The answer to question (1) above is yes. "1) Is it not only possible  to contract hantavirus through vehicle's cabin air system, but are these systems actually efficient, practical, reasonable mechanisms for conveying biologically active hantavirus virions to human lungs?"

I will get to (3) and (4) in an upcoming post.

Hantavirus infection via cabin air systems is a problem that should be much more seriously investigated and responded to.

The above analysis might be regarded as speculative, or of theoretical nature, a theory constructed to explain something that has not been observed. But we also have a specific case.

The reasons why my wife and I both suspect that my wife contracted hantavirus through exposure from her vehicle's cabin air system will be explained in more detail in a future post on cabin air systems. 

– Mark@hantasite.com

* Throughout this post I may use "hanta" as a shorthand that specifically means the sin nombre strain of hantavirus.

This is one of the strings of comments that is coming to me regarding cabin air infestations. This one was through Facebook. Other cases of this  clearly show that this is a widespread problem in rural King County.

Kathleen   "Mark, thank you for sharing your experience and research. We live in in the woods north of Issaquah and have been battling a deer mouse invasion in our vehicles. After viewing this video and your site, we found contaminated cabin air filters in both our Toyotas which is terribly unnerving. Thanks for trying to sound the alarm."

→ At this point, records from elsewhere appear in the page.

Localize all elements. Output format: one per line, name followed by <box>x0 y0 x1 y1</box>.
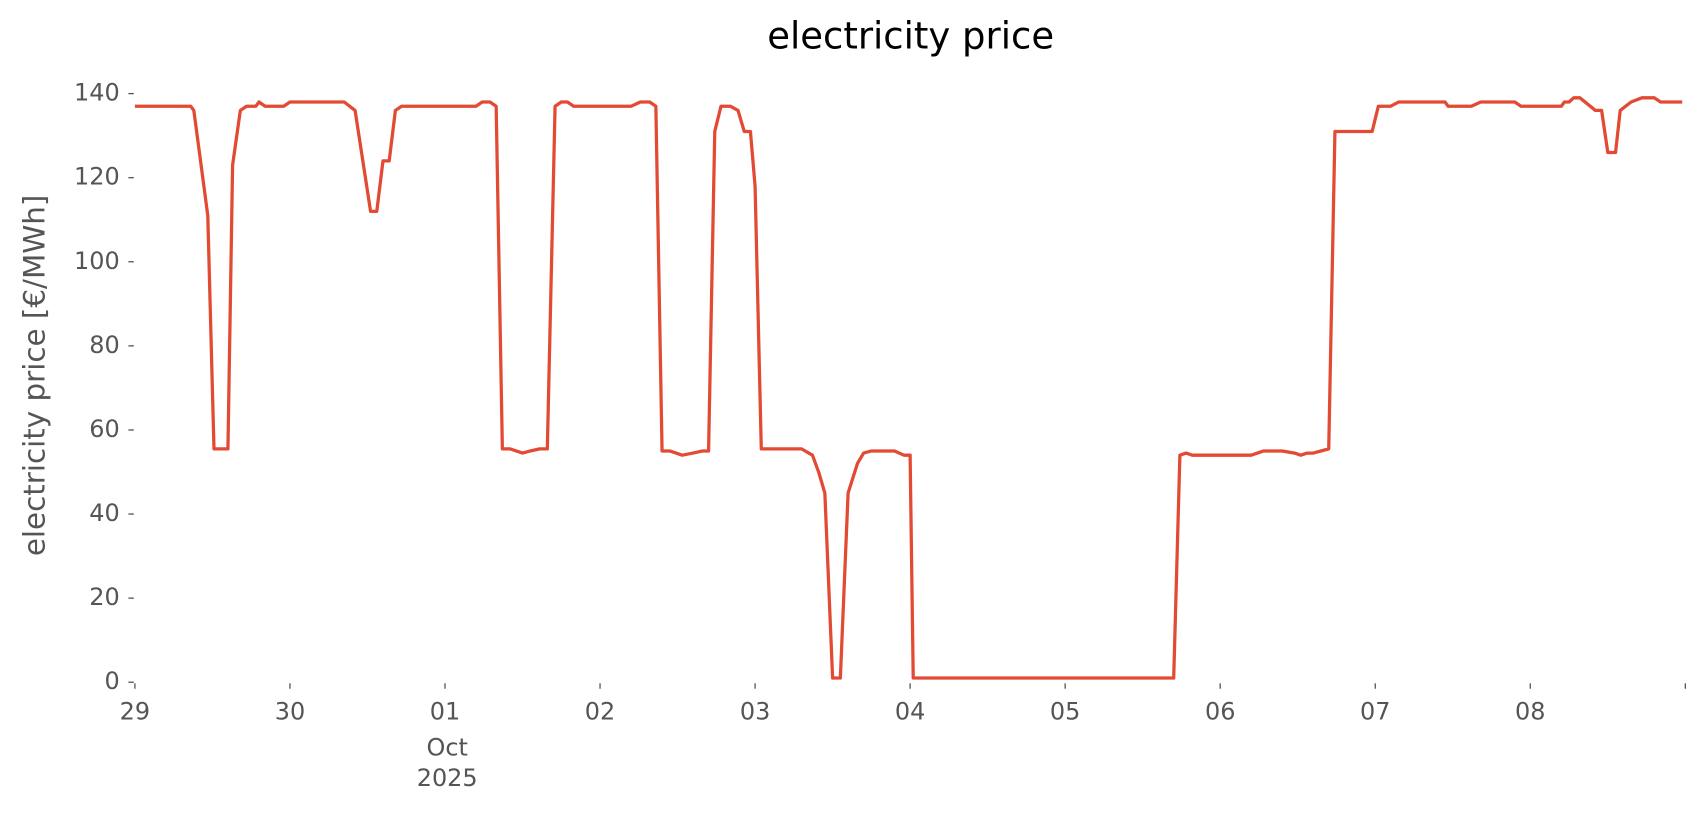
x-tick-label: 30 <box>275 698 305 726</box>
y-tick-label: 20 <box>89 583 119 611</box>
x-tick-label: 04 <box>895 698 925 726</box>
x-month-label: Oct <box>426 734 467 762</box>
y-tick-label: 80 <box>89 331 119 359</box>
y-tick-label: 60 <box>89 415 119 443</box>
chart-title: electricity price <box>767 15 1054 58</box>
price-line <box>134 96 1683 680</box>
x-tick-label: 05 <box>1050 698 1080 726</box>
x-tick-label: 03 <box>740 698 770 726</box>
x-year-label: 2025 <box>417 764 478 792</box>
x-tick-label: 07 <box>1360 698 1390 726</box>
x-tick-label: 01 <box>430 698 460 726</box>
y-tick-label: 140 <box>74 79 120 107</box>
x-tick-label: 29 <box>120 698 150 726</box>
y-axis-label: electricity price [€/MWh] <box>17 195 51 557</box>
y-tick-label: 0 <box>104 667 119 695</box>
x-tick-label: 06 <box>1205 698 1235 726</box>
y-tick-label: 40 <box>89 499 119 527</box>
x-tick-label: 08 <box>1515 698 1545 726</box>
x-tick-label: 02 <box>585 698 615 726</box>
y-tick-label: 100 <box>74 247 120 275</box>
y-tick-label: 120 <box>74 163 120 191</box>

Mark   "Thank you, Kathleen. I would like to share your comment with the King Co. health folks...."

Kathleen       "Yes, you can share it. We have our vehicles serviced regularly. We thought we had done a good job of cleaning up by having the interior steam cleaned, wiping surfaces with 10% bleach and placing rodent repellent packs in strategic places. We never thought to check the cabin air filters. We took our cars to the dealership today. They offered us an ozone treatment and sprayed a scent deterrent in vents, but told us there was no way of blocking rodent entrance to the ventilation. They suggested we stay vigilant with trapping and to replace scent repellent regularly. We farmers in the Snoqualmie Valley have noticed a big increase in mice. Despite the fact that we keep all poultry feed in metal cans, have barn cats on duty, and trap regularly, we can't keep up the this years population explosion. I wish there was something I could do to know that the virus is not incubating in my kids right now. I sent a comment already to King County Public Health about our cabin air filter being heavily contaminated."